Scientists have now developed a bandage that can heal wounds faster and easier by using an array of tiny, built-in electronics.

But the new high-tech bandage has uses far beyond skinned knees.

“Over 6.7 million people in the United States alone suffer from chronic non-healing wounds including diabetic ulcers, non-healing surgical wounds [and] burns,” the researchers wrote in the journal Science Advances.

These and other non-healing wounds add up to “a staggering financial burden of over $25 billion per year,” they wrote.

To address this problem, the researchers developed an elastic polymer patch that can deliver antibiotic medication and a low current of electricity.

Electrotherapy — the electric stimulation of wounds — has been shown to promote healing by stimulating the growth of collagen and attracting immune cells to the wound.

Additionally, biosensors included in the electronics can detect and record details about a wound’s inflammation, infection level and stage of healing.

image of a stretchable bandage that includes electronics
An electric bandage has been shown to speed up the healing process in diabetic ulcers. Caltech

“Biochemical signals open up new opportunities because you’re able to really probe what’s happening on a molecular level,” bioengineer Yuanwen Jiang at the University of Pennsylvania told Scientific American.

“That’s the key novelty here,” Jiang added.

Another innovation added to the bandage is an antibiotic drug contained inside a gel pack that’s released when stimulated by an electrode. 

The electric bandage hasn’t yet been tried in humans, but a rodent study provided key insights into the bandage’s effectiveness.

The rodents had diabetic wounds, and the bandage’s electronics accurately measured the wounds’ changes over time.

The bandage’s treatments allowed the wounds to heal completely in two weeks — but the wounds on a control group of rodents without the bandage didn’t heal during that time period.

rodent with an electronic bandage on it
Rodents with an electronic bandage had faster healing times than those without the bandages. Caltech

“We hope to apply this smart bandage technology in humans in the next year,” said Wei Gao, study co-author and biomedical engineer at the California Institute of Technology.

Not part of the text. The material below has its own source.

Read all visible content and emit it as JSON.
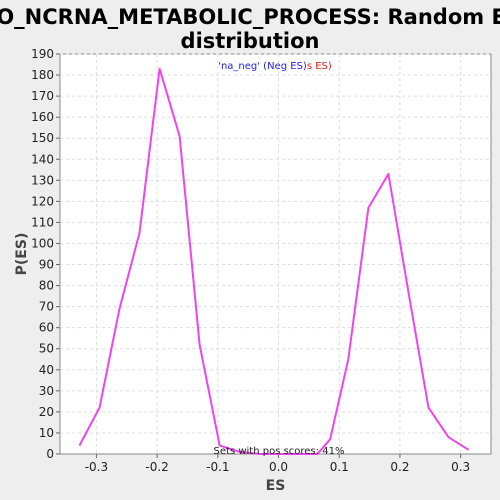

“Hopefully the information we get can really benefit people with chronic wounds,” Gao added.

The need is definitely there: Current therapies such as skin grafts often require multiple procedures or surgeries.

Antibiotics are increasingly prescribed to patients with non-healing wounds, but the overuse of antibiotics can lead to drug resistance in bacteria, resulting in the rise of “superbugs.”

And infected wounds can prolong the healing process and lead to necrosis, sepsis and even death, the study authors reported.